People who want high-end smartphones have probably already bought them, says Francisco Jeronimo, IDC’s director of European mobile device research. New buyers have less disposable income and are buying smartphones only because they have become cheap. “We are now entering the second wave of smartphone adoption, which will be driven by those users with no need for a smartphone,” he says.

These customers have less money to spend and less reason to splurge when cheaper products are available. In addition, European phone carriers are much less generous when it comes to subsidizing customers’ phones. IPhones don’t seem much more expensive than other smartphones in the U.S., but the difference can be significant for those who are paying for them out of pocket.

The horizon for high-end smartphone makers seems even bleaker when you look beyond the world’s richest markets. Asian and Pacific markets, excluding the wealthy Japanese, accounted for half of  total demand for smartphones in the first quarter. Chinese smartphone makers have been serving these customers just fine, gathering expertise that could potentially help them sell to budget-minded Europeans in the future.

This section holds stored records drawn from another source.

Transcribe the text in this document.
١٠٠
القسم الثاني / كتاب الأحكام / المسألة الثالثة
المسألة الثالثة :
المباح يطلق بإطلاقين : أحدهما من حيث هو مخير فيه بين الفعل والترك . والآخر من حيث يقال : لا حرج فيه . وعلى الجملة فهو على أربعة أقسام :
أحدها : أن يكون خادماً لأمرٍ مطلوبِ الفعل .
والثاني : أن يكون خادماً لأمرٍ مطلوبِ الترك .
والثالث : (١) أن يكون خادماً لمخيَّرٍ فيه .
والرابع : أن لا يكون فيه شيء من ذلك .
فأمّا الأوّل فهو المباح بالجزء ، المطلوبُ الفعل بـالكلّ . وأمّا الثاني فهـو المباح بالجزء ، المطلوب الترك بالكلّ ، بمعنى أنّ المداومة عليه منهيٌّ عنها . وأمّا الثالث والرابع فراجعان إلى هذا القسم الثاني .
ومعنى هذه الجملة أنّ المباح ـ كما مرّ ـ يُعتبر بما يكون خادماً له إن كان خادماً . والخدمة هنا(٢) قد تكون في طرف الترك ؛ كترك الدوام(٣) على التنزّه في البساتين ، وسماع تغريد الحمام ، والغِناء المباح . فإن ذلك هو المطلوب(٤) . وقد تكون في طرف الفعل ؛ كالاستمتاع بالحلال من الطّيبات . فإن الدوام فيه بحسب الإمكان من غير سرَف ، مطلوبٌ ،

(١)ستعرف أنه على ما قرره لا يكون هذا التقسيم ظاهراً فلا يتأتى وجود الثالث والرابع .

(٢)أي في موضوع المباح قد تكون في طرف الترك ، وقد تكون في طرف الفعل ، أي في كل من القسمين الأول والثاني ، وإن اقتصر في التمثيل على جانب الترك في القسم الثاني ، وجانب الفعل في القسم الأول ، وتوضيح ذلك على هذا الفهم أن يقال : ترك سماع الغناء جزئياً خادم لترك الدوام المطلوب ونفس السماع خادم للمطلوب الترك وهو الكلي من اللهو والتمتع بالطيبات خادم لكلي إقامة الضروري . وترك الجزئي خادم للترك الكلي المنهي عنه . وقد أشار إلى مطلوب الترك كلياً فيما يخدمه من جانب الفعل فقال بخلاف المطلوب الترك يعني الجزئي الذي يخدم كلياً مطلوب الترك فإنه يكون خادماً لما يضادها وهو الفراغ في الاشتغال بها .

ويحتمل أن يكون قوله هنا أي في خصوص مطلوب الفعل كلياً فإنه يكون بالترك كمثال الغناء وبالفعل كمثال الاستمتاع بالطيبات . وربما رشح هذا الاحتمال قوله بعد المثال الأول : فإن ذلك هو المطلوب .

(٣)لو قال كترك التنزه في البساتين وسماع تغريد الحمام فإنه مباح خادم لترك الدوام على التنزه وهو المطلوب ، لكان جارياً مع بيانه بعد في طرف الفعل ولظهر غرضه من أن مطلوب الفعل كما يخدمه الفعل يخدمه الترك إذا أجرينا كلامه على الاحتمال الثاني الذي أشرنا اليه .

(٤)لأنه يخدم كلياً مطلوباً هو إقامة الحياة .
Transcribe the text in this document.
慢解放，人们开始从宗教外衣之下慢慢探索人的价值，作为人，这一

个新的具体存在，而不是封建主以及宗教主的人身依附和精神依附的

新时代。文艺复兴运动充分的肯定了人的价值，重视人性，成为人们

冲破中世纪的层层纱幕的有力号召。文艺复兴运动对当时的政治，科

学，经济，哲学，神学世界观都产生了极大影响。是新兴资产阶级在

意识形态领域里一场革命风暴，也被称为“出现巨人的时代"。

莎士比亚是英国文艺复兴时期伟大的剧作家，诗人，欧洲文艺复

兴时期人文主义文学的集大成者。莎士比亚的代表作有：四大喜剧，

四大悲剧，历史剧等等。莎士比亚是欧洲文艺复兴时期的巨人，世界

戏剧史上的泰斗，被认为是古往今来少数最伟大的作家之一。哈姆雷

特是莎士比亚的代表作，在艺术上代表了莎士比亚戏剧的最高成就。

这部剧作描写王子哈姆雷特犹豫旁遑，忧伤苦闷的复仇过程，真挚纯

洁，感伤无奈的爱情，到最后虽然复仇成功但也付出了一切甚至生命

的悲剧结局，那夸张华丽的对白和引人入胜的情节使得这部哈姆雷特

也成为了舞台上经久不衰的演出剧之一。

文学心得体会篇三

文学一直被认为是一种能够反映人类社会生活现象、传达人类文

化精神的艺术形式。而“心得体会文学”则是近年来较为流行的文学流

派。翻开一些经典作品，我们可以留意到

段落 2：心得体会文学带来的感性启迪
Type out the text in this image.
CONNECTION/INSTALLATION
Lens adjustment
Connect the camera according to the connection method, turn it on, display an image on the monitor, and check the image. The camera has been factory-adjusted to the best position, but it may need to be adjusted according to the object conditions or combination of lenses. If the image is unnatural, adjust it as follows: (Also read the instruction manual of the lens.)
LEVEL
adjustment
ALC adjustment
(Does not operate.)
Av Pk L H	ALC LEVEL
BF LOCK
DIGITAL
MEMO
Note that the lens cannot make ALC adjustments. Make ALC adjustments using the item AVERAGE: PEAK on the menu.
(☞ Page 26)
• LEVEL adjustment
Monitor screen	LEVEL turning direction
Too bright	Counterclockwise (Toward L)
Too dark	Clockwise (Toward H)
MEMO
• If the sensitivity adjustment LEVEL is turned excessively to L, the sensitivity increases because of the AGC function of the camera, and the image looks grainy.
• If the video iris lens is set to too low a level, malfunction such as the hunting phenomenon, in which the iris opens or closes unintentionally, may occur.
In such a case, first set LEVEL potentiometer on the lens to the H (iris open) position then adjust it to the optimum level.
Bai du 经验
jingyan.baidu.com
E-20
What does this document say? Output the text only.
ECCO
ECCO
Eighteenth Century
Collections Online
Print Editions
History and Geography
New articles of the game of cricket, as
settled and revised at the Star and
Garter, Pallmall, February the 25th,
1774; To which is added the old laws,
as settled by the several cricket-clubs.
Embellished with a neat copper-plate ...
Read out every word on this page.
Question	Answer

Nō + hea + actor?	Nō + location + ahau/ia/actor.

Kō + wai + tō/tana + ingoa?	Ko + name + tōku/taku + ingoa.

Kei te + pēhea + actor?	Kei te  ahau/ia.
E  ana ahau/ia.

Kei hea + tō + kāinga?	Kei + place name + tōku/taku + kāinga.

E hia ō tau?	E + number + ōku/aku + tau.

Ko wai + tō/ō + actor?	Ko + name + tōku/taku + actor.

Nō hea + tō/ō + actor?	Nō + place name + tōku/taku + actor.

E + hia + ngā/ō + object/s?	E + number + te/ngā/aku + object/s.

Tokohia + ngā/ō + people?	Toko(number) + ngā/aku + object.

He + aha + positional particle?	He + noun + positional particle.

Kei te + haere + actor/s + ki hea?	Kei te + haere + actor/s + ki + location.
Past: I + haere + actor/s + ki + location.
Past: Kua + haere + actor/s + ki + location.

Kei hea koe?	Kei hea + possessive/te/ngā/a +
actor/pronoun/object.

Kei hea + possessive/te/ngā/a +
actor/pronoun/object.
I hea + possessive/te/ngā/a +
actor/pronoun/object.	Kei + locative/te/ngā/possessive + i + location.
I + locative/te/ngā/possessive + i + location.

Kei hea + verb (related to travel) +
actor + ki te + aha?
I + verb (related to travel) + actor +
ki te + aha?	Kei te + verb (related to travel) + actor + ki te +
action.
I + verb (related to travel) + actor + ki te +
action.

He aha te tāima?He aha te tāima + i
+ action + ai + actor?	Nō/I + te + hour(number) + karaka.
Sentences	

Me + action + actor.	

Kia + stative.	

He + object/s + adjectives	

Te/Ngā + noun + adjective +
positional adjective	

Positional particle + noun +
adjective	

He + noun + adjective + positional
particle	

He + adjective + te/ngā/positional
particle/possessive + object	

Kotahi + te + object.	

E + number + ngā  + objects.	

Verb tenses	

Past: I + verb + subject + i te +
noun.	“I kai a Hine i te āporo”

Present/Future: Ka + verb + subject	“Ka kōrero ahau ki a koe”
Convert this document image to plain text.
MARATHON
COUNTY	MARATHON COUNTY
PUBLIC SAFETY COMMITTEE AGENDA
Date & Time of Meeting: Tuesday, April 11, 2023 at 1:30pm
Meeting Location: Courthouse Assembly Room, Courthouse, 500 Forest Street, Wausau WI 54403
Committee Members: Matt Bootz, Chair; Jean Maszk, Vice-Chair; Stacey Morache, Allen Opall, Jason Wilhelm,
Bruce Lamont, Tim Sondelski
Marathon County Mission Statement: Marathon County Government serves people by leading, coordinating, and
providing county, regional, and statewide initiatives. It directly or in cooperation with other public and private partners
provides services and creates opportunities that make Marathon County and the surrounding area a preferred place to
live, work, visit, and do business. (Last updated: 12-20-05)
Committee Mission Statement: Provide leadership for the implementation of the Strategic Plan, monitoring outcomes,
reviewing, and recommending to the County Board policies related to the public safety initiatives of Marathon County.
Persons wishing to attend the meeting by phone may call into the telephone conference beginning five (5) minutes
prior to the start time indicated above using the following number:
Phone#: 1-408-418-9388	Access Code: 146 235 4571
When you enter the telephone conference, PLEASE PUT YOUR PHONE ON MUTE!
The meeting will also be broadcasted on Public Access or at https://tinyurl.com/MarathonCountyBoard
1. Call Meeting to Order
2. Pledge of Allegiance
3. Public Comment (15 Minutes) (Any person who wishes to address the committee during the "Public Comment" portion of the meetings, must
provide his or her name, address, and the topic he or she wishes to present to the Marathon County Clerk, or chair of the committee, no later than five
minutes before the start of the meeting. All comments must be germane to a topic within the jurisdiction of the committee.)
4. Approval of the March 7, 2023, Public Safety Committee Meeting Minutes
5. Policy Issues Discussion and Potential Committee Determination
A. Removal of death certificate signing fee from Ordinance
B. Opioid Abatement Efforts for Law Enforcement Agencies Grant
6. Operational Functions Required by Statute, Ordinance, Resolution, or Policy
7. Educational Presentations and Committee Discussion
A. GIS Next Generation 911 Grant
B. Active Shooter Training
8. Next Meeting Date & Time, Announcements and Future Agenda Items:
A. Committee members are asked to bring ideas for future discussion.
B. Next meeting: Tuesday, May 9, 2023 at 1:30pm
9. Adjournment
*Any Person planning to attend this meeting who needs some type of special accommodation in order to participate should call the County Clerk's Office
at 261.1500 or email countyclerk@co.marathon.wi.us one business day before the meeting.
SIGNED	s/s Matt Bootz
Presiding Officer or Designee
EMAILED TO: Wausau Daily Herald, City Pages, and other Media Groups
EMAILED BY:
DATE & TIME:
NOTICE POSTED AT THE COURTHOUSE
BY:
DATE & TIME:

The prospects, Jeronimo argues, aren’t so bright for upscale companies such as Apple in the cheaper markets. IDC recently reported that Apple is no longer one of India’s top five smartphone sellers. The cheapest Asian markets might as well be off-limits because customers demand products at prices far below anything Apple or Samsung are willing to sell. “Those are products that they cannot provide, or are not eager to provide because they don’t want to damage their brands,” says Jeronimo.

This dynamic is not only playing out in the developing world, as IDC’s European market-share numbers show. This explains why smartphone companies have been working to release pared-down versions of premium products. New smartphone sales are going to be increasingly cheap smartphone sales. Despite rumors that inexpensive iPhones impend, Apple’s main strategy for reaching down-market to date has been to sell older versions of its products at lower prices.

When it comes to making cheaper phones, Apple may have more to lose than its competitors do. It has always been a luxury brand. Samsung and HTC have histories of selling relatively inexpensive phones; Apple sells products that indicate membership in an exclusive club. This has played really well in the United States. Things are different abroad.